Dentures – They Need Care Too
For residents in skilled and assisted living facilities dentures can improve their quality of life with a better appearance and ability to chew. There is often a misconception that denture wearers do not need to see a dental professional regularly, but, it is very important.
Mouth – Body Connection
The mouth is full a bacterium that has been associated with health concerns such as diabetes, respiratory disease, Alzheimer’s, heart disease and aspiration pneumonia. Bacteria will populate in the oral cavity of someone with natural teeth, artificial teeth and even no teeth. Aspiration pneumonia accounts for up to 50% of all infections in nursing homes and is the leading cause of death from infection in patients aged 65 and older. Bacteria accumulated on unclean dentures can be aspirated into the lungs with the risk of aspiration pneumonia. Proper daily oral care and professional dental cleanings can reduce bacteria, lowering the risk of aspiration pneumonia.
Proper denture care is good for maintaining a healthy body, and it also prolongs the life of the denture. When dentures are not being worn, they should be soaked in a warm water bath to prevent drying and distorting of the denture. It is recommended that dentures be removed nightly to allowed time for the mouth to “breath”. Oral bacteria grow in warm moist environments, over wearing of dentures makes the wearer more susceptible to oral infections. Just like natural teeth, dentures should be brushed after meals to remove food debris and dental plaque using a denture brush and denture paste.
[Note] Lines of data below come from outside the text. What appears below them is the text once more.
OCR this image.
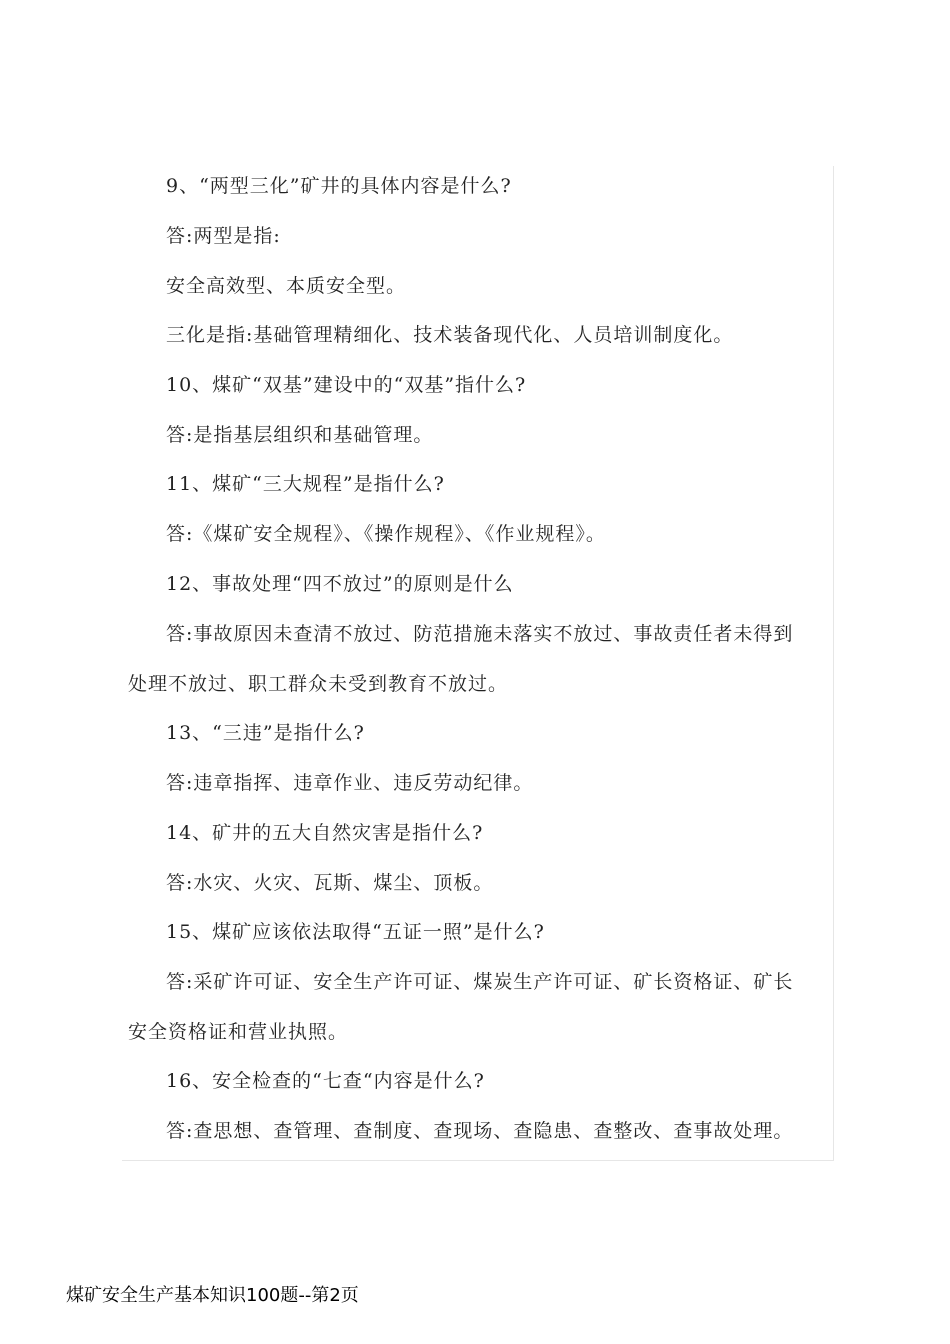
9、“两型三化”矿井的具体内容是什么?
答:两型是指:
安全高效型、本质安全型。
三化是指:基础管理精细化、技术装备现代化、人员培训制度化。
10、煤矿“双基”建设中的“双基”指什么?
答:是指基层组织和基础管理。
11、煤矿“三大规程”是指什么?
答:《煤矿安全规程》、《操作规程》、《作业规程》。
12、事故处理“四不放过”的原则是什么
答:事故原因未查清不放过、防范措施未落实不放过、事故责任者未得到
处理不放过、职工群众未受到教育不放过。
13、“三违”是指什么?
答:违章指挥、违章作业、违反劳动纪律。
14、矿井的五大自然灾害是指什么?
答:水灾、火灾、瓦斯、煤尘、顶板。
15、煤矿应该依法取得“五证一照”是什么?
答:采矿许可证、安全生产许可证、煤炭生产许可证、矿长资格证、矿长
安全资格证和营业执照。
16、安全检查的“七查“内容是什么?
答:查思想、查管理、查制度、查现场、查隐患、查整改、查事故处理。
煤矿安全生产基本知识100题--第2页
Use a soft bristled toothbrush to clean the cheeks, tongue and roof of mouth before replacing denture. Only use products that are designed for denture maintenance. Using products meant for natural teeth can cause scratches, which leads to staining and break down of the denture. When removing or cleaning dentures over the sink, place a towel in the sink to decrease the risk of breakage if dropped. Visit a dental professional if the denture is broken or missing a tooth to properly repair the denture.
It is important to visit a dental professional to have dentures evaluated for proper fit. Over time bone structure may change, and during your preventive care visit, oral tissues will be evaluated for any abnormalities caused by changes in the fit of the denture. An oral cancer screening will also be performed on the head, neck and mouth to detect anything unusual. Dentures can be cleaned using specialized equipment and solutions to reduce bacteria and removed soft debris and tartar buildup.
Many skilled and assisted living homes now offer the convenience of in-house dental services to provide dental care in familiar, comfortable surroundings. Some of these providers can offer denture care services such as hygiene care, repairs, relines and new denture fabrication. Some residents have limited or no ability to carry out oral self-care to maintain good oral health. In-house dental services allow residents the opportunity to have more frequent visits, which decreases bacteria that is associated with inflammation in the mouth, as well as the rest of the body.
Senior Dental Care and Senior Smiles provide their participants with 2-6 hygiene visits per year. Residents that previously did not have access to dental care due to limited mobility now have access to dental services right in their place of residence. If your loved one is currently in a skilled or assisted living facility, ask if they offer in house dental care services and remember dentures need care too.